David Fernandez Bonet - Authordavid.email@example.com
Victoria Rohrer - Photographerosqledaren@ths.kth.se
What a beautiful day. The sun is shining, the sky is clear and you feel ready. It is time to grab that good old bike. The plan? Cycle until your thoughts get lost and your body gets numb. It has been a while since you last enjoyed the pleasure of exercise and quietness. Suddenly, you hear a Formula 1 sound and see an athletic cycler shouting at you from behind. Next thing you know, you are wounded and on the floor. Was that a bike or a spacecraft from NASA?
It had to be a rocket, otherwise the passenger would not be dressed like an astronaut. He comes to your aid, and you confirm that yes indeed, he does look like a spaceman. From top to bottom, there is no single part of his body that is not covered by a piece of cycling equipment. Aerodynamic helmet, cycler goggles, futuristic watch… the list could go on and on. After the little accident, you decide to go home and heal your wounds. For once, electric scooters are not to blame.
But who is to blame? Why are there cyclists equipped to do the Tour de France when in reality they are doing the Tour de Solna? Why are sugar-based pills being taken as an all-in-one cure? Why are diet books being sold today at the same rate as toilet paper was in March 2020? These apparently unrelated scenarios have a common denominator: we decided to pay for our health.
"Wellness has become synonymous with productivity and self-optimization."
And by decided, of course, I mean pushed. Companies are constantly pushing us to buy products. To do so, they create necessities out of nowhere. This is just an intermediate step in the beautiful drama called “The money in your pocket is now the money in my pocket”. We are told that we need vitamin supplements to be healthy. Every day, our hair needs to be cleansed from all the oils that our damaged skin produces for some strange reason. If you have wrinkles, you're not beautiful… Spending money seems to be the solution.
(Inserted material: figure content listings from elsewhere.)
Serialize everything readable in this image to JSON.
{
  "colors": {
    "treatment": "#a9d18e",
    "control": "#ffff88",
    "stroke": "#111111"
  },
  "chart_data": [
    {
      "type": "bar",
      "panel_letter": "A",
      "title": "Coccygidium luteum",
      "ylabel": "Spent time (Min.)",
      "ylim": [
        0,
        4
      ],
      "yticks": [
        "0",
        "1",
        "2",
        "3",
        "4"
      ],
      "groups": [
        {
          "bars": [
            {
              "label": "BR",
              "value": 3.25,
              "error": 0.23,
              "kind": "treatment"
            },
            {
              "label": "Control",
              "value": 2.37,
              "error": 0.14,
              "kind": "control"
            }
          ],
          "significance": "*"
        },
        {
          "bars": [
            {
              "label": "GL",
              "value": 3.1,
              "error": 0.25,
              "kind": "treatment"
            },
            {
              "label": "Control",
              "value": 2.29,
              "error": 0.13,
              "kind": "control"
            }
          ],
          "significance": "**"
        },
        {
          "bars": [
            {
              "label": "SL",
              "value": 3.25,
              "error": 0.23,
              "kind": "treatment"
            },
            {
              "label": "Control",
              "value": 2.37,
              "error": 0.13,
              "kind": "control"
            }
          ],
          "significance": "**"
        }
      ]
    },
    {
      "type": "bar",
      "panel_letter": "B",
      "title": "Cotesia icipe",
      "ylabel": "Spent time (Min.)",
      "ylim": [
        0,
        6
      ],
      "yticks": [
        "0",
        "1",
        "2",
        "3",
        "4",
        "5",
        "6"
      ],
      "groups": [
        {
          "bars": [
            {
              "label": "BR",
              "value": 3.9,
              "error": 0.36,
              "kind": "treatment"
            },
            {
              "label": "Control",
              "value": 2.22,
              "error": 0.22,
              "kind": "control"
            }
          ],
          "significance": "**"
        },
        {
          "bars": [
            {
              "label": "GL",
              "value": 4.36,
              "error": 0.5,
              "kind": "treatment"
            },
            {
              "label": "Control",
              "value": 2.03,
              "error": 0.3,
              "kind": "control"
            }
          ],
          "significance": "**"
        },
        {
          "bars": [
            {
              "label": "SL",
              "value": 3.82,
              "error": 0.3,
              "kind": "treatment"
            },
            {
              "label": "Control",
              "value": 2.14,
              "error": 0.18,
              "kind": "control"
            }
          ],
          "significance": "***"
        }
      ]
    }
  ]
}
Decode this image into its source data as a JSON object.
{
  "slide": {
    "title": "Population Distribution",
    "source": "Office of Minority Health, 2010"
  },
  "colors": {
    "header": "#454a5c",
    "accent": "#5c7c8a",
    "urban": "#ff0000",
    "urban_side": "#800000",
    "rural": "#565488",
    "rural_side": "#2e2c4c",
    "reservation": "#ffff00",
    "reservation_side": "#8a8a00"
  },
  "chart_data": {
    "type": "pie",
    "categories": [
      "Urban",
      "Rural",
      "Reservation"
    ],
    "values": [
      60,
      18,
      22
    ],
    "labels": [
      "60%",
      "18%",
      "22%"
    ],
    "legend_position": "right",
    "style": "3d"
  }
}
This is an old tale that rings a bell or two. But it is especially outrageous when we are told that our health is a pay-to-win game. It is easy to exploit fears and insecurities, and the wellness industry thrives on those. According to research by the Global Wellness Institute, the wellness industry is valued at $4.5 trillion and is continuing to grow at a historic rate. From an investor point of view, wellness pays off. The industry’s expansion is clear: wellness tourism, wellness apps, wellness at the workplace… these concepts are growing and becoming popular. But is it necessary to go to India to find peace, is health something to be downloaded, is yoga the solution to stressful working environments?
The dark side of the wellness industry is born when insecurity exploits are combined with unreasonable expectations of “becoming your better self”.
Wellness has become synonymous with productivity and self-optimization. The idea that you can buy an improved version of yourself is, simply put, attractive. The fast, easy path. But wellness isn’t something that can be consumed. My concern with this path is not only that it can be a scam, but that it poses a threat to the consumer’s mental health. What happens when you fail to fulfill expectations? When you realize you are not a fit cycler despite all the protein shakes, when you realize you are still bald despite the caffeine shampoo, when you realize that despite the expensive meditation retreat… you still have cancer? It surely must not be what you bought, there were countless success stories associated with it. It has to be faced, you are the problem. And that “problem” is now crying and trying to figure out what went wrong. It is nothing but ironic: the wellness industry is disrupting wellness.
A substantial amount of the wellness industry products are simply not proven to work. Scientifically, that is. For example, homeopathy, vitamins and some hair-loss treatments often fall into this category. Having vitamins for breakfast will not make you feel better, but will make your pee tremendously valuable! The problem: it can be as difficult to prove that the product works as it can be to prove that it does not work. Unsurprisingly, it took a while to prove that smoking caused lung cancer. This is because correlation does not imply causation and because companies have moneyed interests. Science, rigorous science, is painfully slow. Marketing, however, is stupidly fast. “I am doing the new carnivore diet. Still stuck with Keto diet? That’s so 2017!”.
Health might be difficult to come by in certain situations. Being aware of your insecurities and fears is key to avoid falling victim to the wellness industry. Chances are that spending money on a miraculous pill or a trendy diet book will not solve any serious problem.Good sleep, a diverse diet and an active social and physical life are your best bets at staying healthy. It is okay to be afraid of ageing or cancer. It is also okay to accept them when they come. What really matters is to spend effort instead of money, to go to the doctor instead of the beauty salon. And if you wake up and decide to enjoy the sunny day instead of going for the Tour de Solna you might catch yourself thinking: what a beautiful day.